Anlass ist eine „Untätigkeitsklage“ gegen das Bezirksamt vor dem Verwaltungsgericht Berlin. Diese wurde aus dem Umfeld der Initiative „Mach mal halblaut“ gestellt, die gegen nächtlichen Kneipen- und Partylärm vorgeht. Das Ordnungsamt hatte sich bisher für unzuständig erklärt und bei nächtlichen Ruhestörungen auf die Polizei verwiesen.
Zudem hatte das Ordnungsamt darauf bestanden, es könne nur bei einer „massiven Beschwerdelage“ tätig werden – das wies das Verwaltungsgericht nun im Rahmen des Rechtsstreits zurück. Es komme nicht darauf an, „wie viele Personen sich über Lärmbelästigungen beschweren“. Vielmehr müssten „objektive Maßstäbe“ angewandt werden – etwa Lärmmessungen.

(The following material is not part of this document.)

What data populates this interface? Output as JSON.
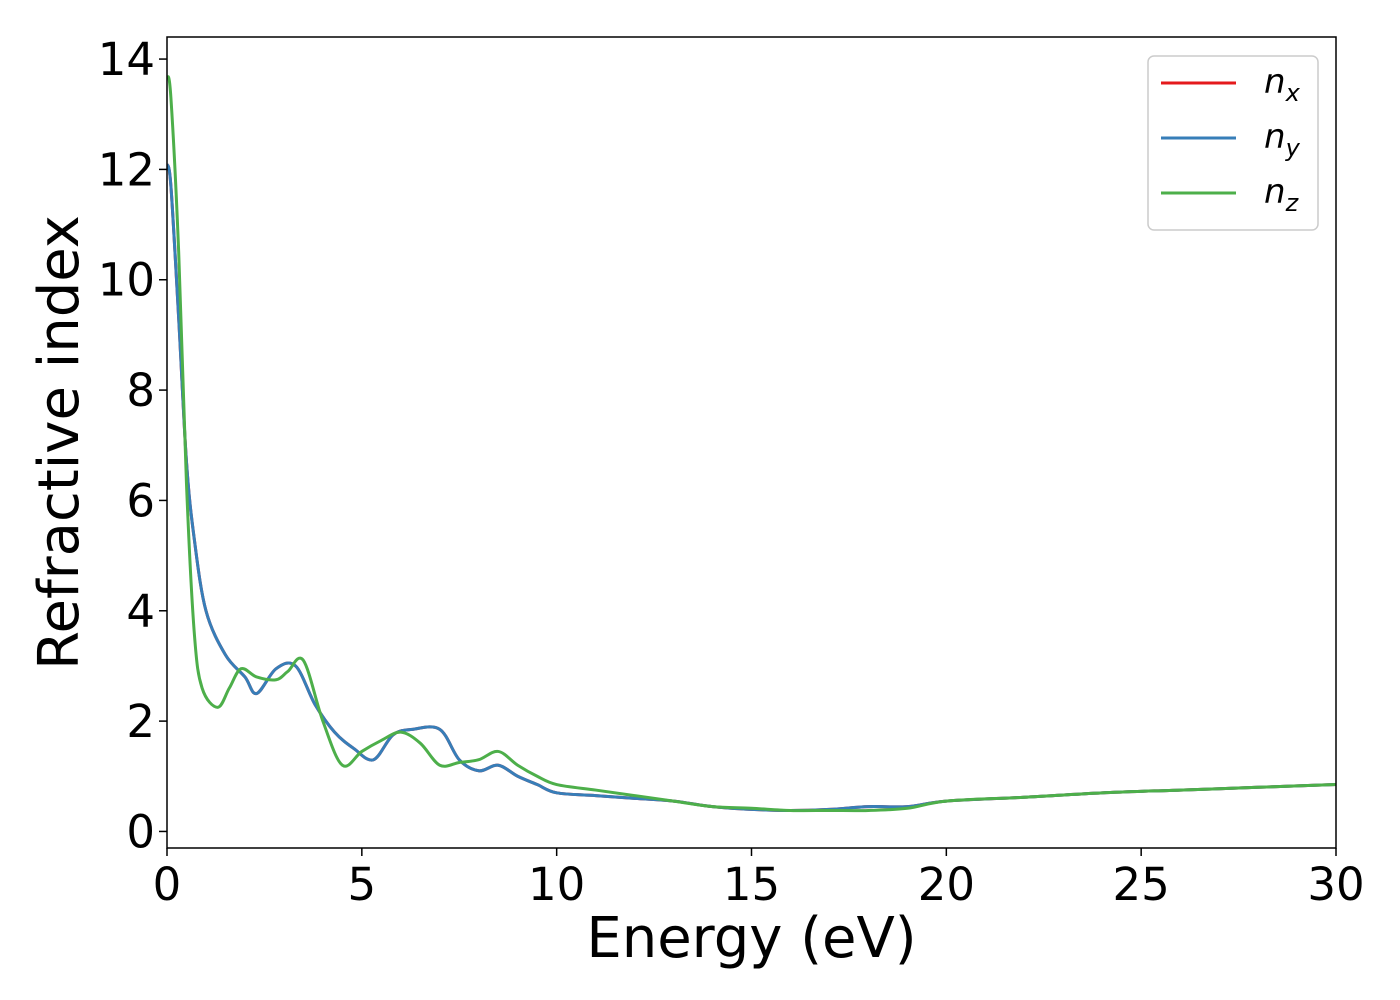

Nun rückten die Ordnungsamtler nach Tagesspiegel-Informationen offenbar doch aus, um mal nachzumessen. Konkret seien unlängst die Außenbereiche von Gastronomieeinrichtungen während der Nachtruhe überprüft worden, berichten Anwohner. Dabei seien nachts bis zu 20 Dezibel über dem erlaubten Wert gemessen worden. Bereits 5 Dezibel mehr gelten als Verdopplung der Lautstärke.
Nach Tagesspiegel-Informationen haben nun mehrere Restaurants an der Kreuzung Kastanienallee restriktivere Auflagen erhalten. Sie müssen demnach ihre „Schankvorgärten“ auf dem Gehweg zum Beginn der gesetzlichen Nachtruhe um 22 Uhr schließen – bisher war keine Schließzeit festgelegt.
Außerdem müssen die Sitzmöbel bis spätestens 22.30 Uhr hochgestellt oder so abgeschlossen werden, damit feierfreudige Gruppen sie nicht für ungenehmigte nächtliche Gehweg-Partys nutzen können. Die zuständige Stadträtin Manuela Anders-Granitzki (CDU) hatte eine solche Anordnung im Dezember 2023 noch als rechtlich nicht möglich dargestellt.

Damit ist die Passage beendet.